Secondo molti “esperti” di economia, l’Italia è il Paese con la più alta pressione fiscale del mondo; ed è questa la principale ragione della sua perdita di competitività; e anche il motivo che ne condiziona le prospettive future. Però, secondo i dati della Commissione Europea, nell’Unione a 27 la pressione fiscale italiana, pari al 42,6 per cento del Pil nel 2011, è più bassa di quella di Danimarca, Francia, Belgio, Svezia, Austria e Finlandia. Paesi tutti con una competitività superiore alla nostra, e con un previsioni sul futuro molto più rosee.

Allora ci deve essere dell’altro. Intanto, nel nostro paese l’economia sommersa (che dipende dal peso dell’evasione fiscale e dell’economia malavitosa ed è inclusa nel dato del Pil) pesa molto di più che altrove: quindi, l’aliquota media su quelli che pagano le tasse è molto pià alta di quella ufficiale.

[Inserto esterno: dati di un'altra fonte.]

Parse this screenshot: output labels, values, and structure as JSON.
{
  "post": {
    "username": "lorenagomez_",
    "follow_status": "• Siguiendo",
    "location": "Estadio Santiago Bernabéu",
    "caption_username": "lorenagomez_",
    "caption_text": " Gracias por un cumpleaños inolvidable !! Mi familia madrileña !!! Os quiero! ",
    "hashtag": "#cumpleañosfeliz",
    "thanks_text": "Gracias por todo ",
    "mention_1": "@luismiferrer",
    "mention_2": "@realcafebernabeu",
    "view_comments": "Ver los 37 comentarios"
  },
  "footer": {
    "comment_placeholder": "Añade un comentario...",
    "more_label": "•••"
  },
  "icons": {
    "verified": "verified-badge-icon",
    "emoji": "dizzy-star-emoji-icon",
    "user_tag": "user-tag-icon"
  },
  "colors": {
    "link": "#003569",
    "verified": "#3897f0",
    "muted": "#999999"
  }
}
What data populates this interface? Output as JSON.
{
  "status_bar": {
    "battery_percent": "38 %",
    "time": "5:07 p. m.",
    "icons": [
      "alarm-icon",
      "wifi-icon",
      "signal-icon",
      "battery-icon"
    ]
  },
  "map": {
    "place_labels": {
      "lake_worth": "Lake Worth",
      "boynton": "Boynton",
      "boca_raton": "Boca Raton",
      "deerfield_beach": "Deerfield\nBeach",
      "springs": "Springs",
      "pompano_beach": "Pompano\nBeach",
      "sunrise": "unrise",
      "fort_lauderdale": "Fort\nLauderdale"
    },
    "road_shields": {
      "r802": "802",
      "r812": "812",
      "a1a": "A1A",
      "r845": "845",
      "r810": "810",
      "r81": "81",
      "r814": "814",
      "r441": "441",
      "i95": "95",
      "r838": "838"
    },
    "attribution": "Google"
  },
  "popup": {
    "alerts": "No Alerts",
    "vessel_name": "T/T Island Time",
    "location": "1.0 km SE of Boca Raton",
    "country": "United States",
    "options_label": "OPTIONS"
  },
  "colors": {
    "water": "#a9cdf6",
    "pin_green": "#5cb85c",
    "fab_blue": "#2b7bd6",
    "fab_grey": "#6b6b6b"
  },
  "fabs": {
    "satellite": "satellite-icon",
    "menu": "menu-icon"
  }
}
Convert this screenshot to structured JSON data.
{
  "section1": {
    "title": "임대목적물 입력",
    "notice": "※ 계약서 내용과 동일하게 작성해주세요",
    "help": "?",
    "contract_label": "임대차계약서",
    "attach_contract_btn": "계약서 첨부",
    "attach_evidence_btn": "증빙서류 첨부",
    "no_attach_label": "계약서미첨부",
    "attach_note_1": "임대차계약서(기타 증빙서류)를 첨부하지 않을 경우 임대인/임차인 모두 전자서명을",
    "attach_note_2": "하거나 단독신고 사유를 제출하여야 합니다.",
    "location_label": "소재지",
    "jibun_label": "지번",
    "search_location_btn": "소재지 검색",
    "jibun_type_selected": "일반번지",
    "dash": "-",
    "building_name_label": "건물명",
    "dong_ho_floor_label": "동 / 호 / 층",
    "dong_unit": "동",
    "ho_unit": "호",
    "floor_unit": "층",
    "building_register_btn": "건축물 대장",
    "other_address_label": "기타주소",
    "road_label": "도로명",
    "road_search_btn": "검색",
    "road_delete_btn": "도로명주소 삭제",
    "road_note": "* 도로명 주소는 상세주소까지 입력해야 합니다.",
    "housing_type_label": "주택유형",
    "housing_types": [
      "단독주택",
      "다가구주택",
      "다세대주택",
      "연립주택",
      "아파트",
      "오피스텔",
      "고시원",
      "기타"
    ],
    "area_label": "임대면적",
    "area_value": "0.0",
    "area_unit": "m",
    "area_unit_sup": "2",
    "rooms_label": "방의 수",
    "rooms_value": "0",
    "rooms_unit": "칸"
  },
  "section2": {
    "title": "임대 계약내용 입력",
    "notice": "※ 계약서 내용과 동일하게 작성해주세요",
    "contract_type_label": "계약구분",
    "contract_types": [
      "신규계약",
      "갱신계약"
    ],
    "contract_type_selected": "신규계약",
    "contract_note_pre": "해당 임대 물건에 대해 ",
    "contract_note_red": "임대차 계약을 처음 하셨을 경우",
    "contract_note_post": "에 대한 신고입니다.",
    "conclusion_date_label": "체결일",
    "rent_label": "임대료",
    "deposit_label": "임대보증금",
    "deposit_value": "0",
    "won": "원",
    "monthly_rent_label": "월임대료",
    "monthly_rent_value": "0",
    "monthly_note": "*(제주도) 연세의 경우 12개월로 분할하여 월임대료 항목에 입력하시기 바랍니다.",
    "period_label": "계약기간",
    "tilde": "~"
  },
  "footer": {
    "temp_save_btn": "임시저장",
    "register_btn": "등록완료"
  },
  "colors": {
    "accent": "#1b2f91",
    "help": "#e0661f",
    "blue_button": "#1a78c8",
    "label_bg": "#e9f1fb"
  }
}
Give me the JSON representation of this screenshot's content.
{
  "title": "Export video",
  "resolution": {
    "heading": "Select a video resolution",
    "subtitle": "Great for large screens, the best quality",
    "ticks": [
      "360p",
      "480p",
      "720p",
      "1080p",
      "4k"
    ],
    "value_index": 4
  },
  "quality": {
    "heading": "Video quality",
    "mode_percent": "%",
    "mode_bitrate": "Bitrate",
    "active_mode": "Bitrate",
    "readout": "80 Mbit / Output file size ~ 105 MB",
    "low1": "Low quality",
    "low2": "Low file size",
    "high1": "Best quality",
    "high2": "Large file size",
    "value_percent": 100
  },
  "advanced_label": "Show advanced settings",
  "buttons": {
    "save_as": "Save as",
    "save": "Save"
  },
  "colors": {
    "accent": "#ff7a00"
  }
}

Poi, mentre tra 2000 e 2011 la pressione fiscale è calata un po’ ovunque (in media, nell’Europa a 27, di 1,1 punti percentuali) da noi è aumentata di 1,3 punti percentuali). Infine, pesa lo squilibrio tra tasse pagate e servizi offerti, da noi molto evidente: in Danimarca o in Svezia nessuno si lamenta della pressione fiscale.

Dati alla mano, all’Italia non serve abolire le imposte. Ma una vera lotta all’evasione, perché così si riequilibra il peso delle tasse anche su chi non le paga; e un miglioramento dei servizi pubblici offerti, con una radicale riforma della pubblica amministrazione e una nuova politica.

Alla faccia dei cosiddetti “esperti” di economia.